Other groups, which were already established, found it hard to compete with them during that era as their album not only touched the top of the charts in Pakistan but also found a niche in India.
Mr Kapadia said: “We have done lots of concerts so far. After ‘Duur’ we did shows in Pakistan and around the world. Of the most prominent ones, we did the V Channel awards show and we even took part in international music festivals across Europe and the Gulf.”
He justifies his group’s performance saying that they were the most aired and viewed group on any given channel inside Pakistan during the last six months. “The past half a year we had done countless shows around the country, especially in Karachi. In schools, colleges - you name it - all these shows were part of the World Cup build-up hype.

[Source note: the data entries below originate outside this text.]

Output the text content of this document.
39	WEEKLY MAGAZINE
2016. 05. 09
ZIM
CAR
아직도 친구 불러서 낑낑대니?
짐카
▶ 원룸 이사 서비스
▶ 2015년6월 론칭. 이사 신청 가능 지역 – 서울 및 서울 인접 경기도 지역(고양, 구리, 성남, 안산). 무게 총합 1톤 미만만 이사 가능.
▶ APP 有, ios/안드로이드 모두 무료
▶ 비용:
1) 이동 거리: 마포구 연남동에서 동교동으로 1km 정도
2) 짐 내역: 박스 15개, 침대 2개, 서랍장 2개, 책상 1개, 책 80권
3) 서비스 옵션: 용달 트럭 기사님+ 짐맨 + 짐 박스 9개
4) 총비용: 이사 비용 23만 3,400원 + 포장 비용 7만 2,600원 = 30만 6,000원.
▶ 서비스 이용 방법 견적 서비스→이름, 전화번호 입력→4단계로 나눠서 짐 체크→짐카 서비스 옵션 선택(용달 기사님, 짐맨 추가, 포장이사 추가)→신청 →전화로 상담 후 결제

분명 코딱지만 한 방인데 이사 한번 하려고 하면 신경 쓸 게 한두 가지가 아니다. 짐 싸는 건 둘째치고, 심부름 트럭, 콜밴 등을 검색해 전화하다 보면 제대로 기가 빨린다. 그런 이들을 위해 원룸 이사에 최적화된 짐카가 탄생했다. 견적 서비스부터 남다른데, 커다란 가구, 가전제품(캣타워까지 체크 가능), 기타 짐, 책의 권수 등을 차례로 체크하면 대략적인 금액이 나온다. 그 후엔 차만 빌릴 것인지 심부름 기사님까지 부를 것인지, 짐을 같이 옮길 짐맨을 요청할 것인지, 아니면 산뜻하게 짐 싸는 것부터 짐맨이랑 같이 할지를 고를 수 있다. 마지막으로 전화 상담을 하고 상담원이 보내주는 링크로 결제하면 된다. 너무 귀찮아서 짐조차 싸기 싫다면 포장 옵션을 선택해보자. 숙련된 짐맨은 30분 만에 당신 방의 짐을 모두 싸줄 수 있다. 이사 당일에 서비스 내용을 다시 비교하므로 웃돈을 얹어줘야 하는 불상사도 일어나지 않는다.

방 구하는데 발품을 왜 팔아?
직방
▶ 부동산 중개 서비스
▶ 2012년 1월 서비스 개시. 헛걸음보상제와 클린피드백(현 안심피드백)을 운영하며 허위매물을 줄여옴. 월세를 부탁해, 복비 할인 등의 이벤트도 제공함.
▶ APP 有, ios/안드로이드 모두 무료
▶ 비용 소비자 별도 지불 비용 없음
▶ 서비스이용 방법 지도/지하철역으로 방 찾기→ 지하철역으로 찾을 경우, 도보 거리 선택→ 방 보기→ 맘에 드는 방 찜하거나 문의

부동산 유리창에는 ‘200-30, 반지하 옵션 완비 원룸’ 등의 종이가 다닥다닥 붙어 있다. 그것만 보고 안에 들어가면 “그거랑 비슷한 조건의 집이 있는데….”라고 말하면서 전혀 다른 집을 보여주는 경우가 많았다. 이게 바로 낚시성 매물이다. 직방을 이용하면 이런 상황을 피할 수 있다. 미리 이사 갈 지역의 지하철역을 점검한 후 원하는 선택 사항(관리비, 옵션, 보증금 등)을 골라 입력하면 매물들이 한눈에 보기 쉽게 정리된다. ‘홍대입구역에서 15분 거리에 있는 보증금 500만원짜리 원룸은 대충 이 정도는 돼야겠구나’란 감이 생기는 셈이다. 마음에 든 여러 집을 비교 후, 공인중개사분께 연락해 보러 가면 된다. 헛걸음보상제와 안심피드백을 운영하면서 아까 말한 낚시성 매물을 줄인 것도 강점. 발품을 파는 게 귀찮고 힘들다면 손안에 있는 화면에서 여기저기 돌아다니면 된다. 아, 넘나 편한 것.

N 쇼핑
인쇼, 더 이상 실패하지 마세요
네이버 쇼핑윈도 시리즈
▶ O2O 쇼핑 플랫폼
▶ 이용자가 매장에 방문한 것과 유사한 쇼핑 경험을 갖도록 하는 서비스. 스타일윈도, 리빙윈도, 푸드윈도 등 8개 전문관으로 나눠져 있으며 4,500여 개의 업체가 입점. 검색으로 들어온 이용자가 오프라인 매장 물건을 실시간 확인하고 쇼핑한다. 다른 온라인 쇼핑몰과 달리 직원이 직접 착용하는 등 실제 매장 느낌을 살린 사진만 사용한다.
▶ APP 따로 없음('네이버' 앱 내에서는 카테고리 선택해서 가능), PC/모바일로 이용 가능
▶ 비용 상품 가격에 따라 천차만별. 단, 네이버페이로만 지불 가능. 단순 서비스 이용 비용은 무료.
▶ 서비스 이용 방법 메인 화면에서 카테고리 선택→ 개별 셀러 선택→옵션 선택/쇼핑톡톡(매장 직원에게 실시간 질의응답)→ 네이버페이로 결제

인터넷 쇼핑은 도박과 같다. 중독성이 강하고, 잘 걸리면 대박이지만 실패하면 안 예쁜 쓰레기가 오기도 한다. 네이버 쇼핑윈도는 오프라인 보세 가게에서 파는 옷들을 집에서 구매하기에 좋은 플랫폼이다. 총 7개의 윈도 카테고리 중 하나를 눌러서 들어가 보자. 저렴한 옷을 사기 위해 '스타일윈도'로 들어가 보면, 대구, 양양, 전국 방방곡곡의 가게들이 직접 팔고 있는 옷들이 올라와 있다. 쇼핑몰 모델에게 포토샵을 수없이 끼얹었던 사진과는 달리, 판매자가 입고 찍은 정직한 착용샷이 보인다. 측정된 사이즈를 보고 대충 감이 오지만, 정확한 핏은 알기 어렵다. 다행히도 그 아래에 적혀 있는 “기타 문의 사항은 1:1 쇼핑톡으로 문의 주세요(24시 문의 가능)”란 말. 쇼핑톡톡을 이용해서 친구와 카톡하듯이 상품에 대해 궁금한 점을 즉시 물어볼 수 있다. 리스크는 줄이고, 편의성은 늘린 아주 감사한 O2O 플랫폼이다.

And to top it all, we even performed at the Indo-Pakistan World Cup match,” he said.
Asked why the band was not doing shows after that, he said: “We are busy with our new album which, God willing, will be released in July.” He also said that a band’s popularity should not be based on shows only. “There are albums to release, videos to shoot and other technical stuff attached with the entire process that has to be handled as well. Shows are important but they’re not the only thing.”
Mr Kapadia was also of the view that with the recent world happenings, most prominently the September 9/11 incident and the American-led invasion of Iraq, were the main reasons whey shows had taken a backseat. While he supports the idea of “a lot of concerts” he, nevertheless, believes that political and social events should also be taken into consideration for any kind of planning.
“Whether it’s a show or even recording everything has to be properly planned,” he added.